第2話 といえば少しはできたストーリーなのだろうけど

 

 話しはそこで十年前に飛ぶ、十年後のオレはそれなりの売れっ子スターになっている。といえば少しはできたストーリーなのだろうけど、そうは問屋がおろさない。とにかく三十歳手前になって何を思ったか上京し、東京の冴えない町の冴えない部屋で、オレは相変わらず女のケツをなめている。うだつがあがらないとはオレのことだ。しかし二十歳のときにはわからなかったことが、三十歳ではわかっている。


 それは電話番号を知っているのなら、電話してみろ。という、しょうもないことだ。草の根を食べるような男子が多くなってきた昨今、オレのような考えははやらないかもしれない。しかしはやらないからといって駄目だと決め付けるのは、よくない。こうして電話をしてみれば、女の一人や二人は部屋に連れこむことはできる。しかし東京の女と言っても大半は地方の女たちで、それなりの格好をしていてもどこか冴えない(人のこと言う資格がオレにあるのか)。と思うのは、オレが連れこんだ上田美穂のせいだろう。

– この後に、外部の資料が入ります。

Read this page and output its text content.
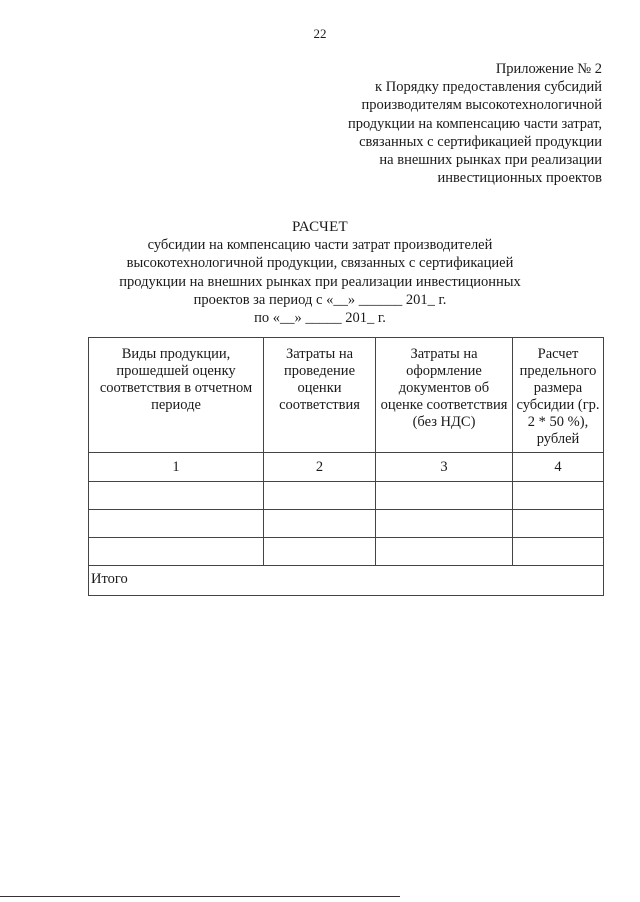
22
Приложение № 2
к Порядку предоставления субсидий
производителям высокотехнологичной
продукции на компенсацию части затрат,
связанных с сертификацией продукции
на внешних рынках при реализации
инвестиционных проектов
РАСЧЕТ
субсидии на компенсацию части затрат производителей
высокотехнологичной продукции, связанных с сертификацией
продукции на внешних рынках при реализации инвестиционных
проектов за период с «__» ______ 201_ г.
по «__» _____ 201_ г.
Виды продукции, прошедшей оценку соответствия в отчетном периоде	Затраты на проведение оценки соответствия	Затраты на оформление документов об оценке соответствия (без НДС)	Расчет предельного размера субсидии (гр. 2 * 50 %), рублей
1	2	3	4

Итого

 彼女は池袋で働いているOLで、オレはサンシャインシティから歩いている彼女に道を聞いた。「水族館ってどこですか。」別にオレは水族館なんてどうでもよかったのだけど、物事には道理と動機と順序と順番がかわるがわるに必要なのだ。特に女に対しては。十分後にオレは彼女と西口のカフェ・ドゥ・モンドでコーヒーを飲んでいる。「そっか残念だったね、水族館が休みで。」カフェでフレンチドーナツを食べながらミホはそう言った。オレは無条件にうなずく、パブロフの犬のように。